Social networks (actual ones) seem to be incredibly important in forming opposition to vaccines, either in whole or in part: “in this study, parents who didn’t follow CDC guidelines were more likely to have extensive ‘source networks’ that included books, blogs, websites, and magazine articles to which they turned for vaccine-realted information.”

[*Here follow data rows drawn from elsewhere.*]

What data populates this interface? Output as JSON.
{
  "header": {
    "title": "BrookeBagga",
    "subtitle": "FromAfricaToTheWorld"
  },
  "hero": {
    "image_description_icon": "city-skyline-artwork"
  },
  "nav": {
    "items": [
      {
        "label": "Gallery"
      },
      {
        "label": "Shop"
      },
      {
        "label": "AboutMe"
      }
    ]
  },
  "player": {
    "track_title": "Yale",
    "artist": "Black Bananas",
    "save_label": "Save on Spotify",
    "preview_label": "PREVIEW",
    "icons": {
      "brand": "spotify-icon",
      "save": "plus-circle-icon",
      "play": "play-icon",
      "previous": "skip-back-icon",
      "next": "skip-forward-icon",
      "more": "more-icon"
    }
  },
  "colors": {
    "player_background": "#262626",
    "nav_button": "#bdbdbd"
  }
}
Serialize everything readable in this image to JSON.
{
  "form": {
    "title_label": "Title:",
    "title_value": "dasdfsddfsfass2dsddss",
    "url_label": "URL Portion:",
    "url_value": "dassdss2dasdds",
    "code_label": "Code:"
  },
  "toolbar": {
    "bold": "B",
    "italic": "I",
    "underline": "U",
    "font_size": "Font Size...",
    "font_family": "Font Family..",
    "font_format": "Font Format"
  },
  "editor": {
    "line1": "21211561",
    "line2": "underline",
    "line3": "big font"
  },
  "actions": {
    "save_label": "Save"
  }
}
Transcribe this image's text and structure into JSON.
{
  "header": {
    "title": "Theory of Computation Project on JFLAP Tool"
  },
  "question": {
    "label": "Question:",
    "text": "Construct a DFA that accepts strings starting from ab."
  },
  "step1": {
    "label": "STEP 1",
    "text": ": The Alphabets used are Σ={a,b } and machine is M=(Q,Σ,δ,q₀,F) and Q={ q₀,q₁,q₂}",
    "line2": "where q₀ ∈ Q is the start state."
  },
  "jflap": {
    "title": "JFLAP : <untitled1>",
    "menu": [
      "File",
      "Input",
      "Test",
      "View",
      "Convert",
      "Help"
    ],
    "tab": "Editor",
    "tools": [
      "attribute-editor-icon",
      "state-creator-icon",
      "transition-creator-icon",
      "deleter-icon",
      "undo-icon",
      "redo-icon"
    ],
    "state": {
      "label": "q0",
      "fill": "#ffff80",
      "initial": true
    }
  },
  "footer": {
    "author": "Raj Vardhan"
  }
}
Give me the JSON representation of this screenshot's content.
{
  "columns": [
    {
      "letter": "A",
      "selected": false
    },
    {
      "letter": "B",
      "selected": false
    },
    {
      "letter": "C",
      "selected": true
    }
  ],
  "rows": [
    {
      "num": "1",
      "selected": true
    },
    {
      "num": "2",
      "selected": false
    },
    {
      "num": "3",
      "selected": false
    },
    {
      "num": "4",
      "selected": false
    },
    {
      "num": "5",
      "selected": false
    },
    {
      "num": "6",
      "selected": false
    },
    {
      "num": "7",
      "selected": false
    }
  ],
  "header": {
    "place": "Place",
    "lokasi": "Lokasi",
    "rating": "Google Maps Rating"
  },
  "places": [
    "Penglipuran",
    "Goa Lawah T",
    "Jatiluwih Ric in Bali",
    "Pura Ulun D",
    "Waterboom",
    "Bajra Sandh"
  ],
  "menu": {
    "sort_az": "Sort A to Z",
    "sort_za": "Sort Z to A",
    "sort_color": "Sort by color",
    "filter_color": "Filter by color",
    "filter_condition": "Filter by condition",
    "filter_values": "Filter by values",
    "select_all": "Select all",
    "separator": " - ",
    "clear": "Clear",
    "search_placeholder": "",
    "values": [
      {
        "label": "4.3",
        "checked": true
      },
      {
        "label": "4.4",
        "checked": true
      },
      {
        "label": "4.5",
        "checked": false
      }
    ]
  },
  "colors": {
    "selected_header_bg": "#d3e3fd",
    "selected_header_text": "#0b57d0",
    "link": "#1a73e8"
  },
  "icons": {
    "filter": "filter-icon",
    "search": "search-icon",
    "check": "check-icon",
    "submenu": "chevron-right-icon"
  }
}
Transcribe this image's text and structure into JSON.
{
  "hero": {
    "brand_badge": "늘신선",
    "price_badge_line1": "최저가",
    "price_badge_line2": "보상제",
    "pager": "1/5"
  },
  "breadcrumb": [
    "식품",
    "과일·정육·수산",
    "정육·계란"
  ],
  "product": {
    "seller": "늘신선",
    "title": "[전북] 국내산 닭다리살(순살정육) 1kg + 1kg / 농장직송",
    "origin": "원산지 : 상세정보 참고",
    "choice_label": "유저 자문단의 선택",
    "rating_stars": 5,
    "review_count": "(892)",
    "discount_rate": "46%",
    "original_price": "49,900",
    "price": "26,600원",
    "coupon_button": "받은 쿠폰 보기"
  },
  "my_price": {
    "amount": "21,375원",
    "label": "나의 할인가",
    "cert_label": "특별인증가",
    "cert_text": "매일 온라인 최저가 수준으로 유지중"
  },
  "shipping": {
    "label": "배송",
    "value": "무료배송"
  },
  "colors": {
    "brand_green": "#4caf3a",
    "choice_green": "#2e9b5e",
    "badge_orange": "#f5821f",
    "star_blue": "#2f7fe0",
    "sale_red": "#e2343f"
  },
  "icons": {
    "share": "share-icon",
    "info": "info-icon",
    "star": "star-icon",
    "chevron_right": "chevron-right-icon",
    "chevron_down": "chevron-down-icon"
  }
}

This, I must emphasize, is not limited to wealthy liberal enclaves. It crosses political boundaries. A recent Tweet from Darla Shine, wife to White House Communications Director Bill Shine, proves this.
She posted this:
Here we go LOL #measlesoutbreak on #CNN
The entire Baby Boom population alive today had the #Measles as kids
Bring back our #ChildhoodDiseases they keep you healthy & fight cancer
Now, this cross over should surprise none. Or the fact that Robert Kennedy Jr has been one of the chief spreaders of this. Some come from being from well to do social circles and used to not being told what to do. It comes from the increasing distrust of any authorities, including public health officers.
In the most extreme form, vaccines are seen as a way to control populations. In other words, they are an evil New World Order plot. But mostly this concerns people enthralled with clean living, who fear anything that is strange in their bodies. They also are frequent consumers of natural remedies, which incidentally, are in many cases the sources for modern drugs. Some are the same exact drugs, just that a tea made from a plant does not have a known concentration.
In general, they have libertarian views of the world, like the far right. They use Facebook, in particular, to find each other and spread these views:
The World Health Organization recently named “vaccine hesitancy” as one of the biggest global health threats of 2019. But on Facebook, in public pages and private groups with tens of thousands of members, false information about vaccines — largely stemming from a debunked 1998 study that tied immunizations to autism — is rampant and tough to pin down. In the bubble of closed groups, users warn about alleged dangers of vaccinations, citing pseudoscience and conspiracy theories.
Facebook has publicly declared that fighting misinformation is one of its top priorities. But when it comes to policing misleading content about vaccinations, the site faces a thorny challenge. The bulk of anti-vaccination content doesn’t violate Facebook’s community guidelines for inciting “real-world harm,” according to a spokesman, and the site’s algorithms often promote unscientific pages or posts about the issue. Parents are left to wade through the mire, and as the viral spread of fake news has shown, many users have trouble distinguishing between reliable sources and unreliable ones.
Both groups are radicalized by finding each other on the internet. In many cases, they do not know each other, but they support each other. They also close down from any alternate views and reject whatever the rest may think of facts.
Antivaxxers and right-wing white supremacists have followed the same path as young Muslim men who joined ISIS. However, we refuse to have this conversation as a society. While we speak, almost with glee, about the spread of fake news from Russia on both Facebook and Twitter. This is a problem.
We have had people killed by White Supremacists. Some examples may suffice. The Tree of Life Synagogue and Dylan Roof at the AME church. There is a multitude of more examples. As to vaccines, only by sheer luck nobody has died yet in the United States, from measles. We have deaths from the flu every year, and most of those did not get a vaccine.
It is time to confront this for what it is. It is not just a cute aspect of the web. It is outright radicalization.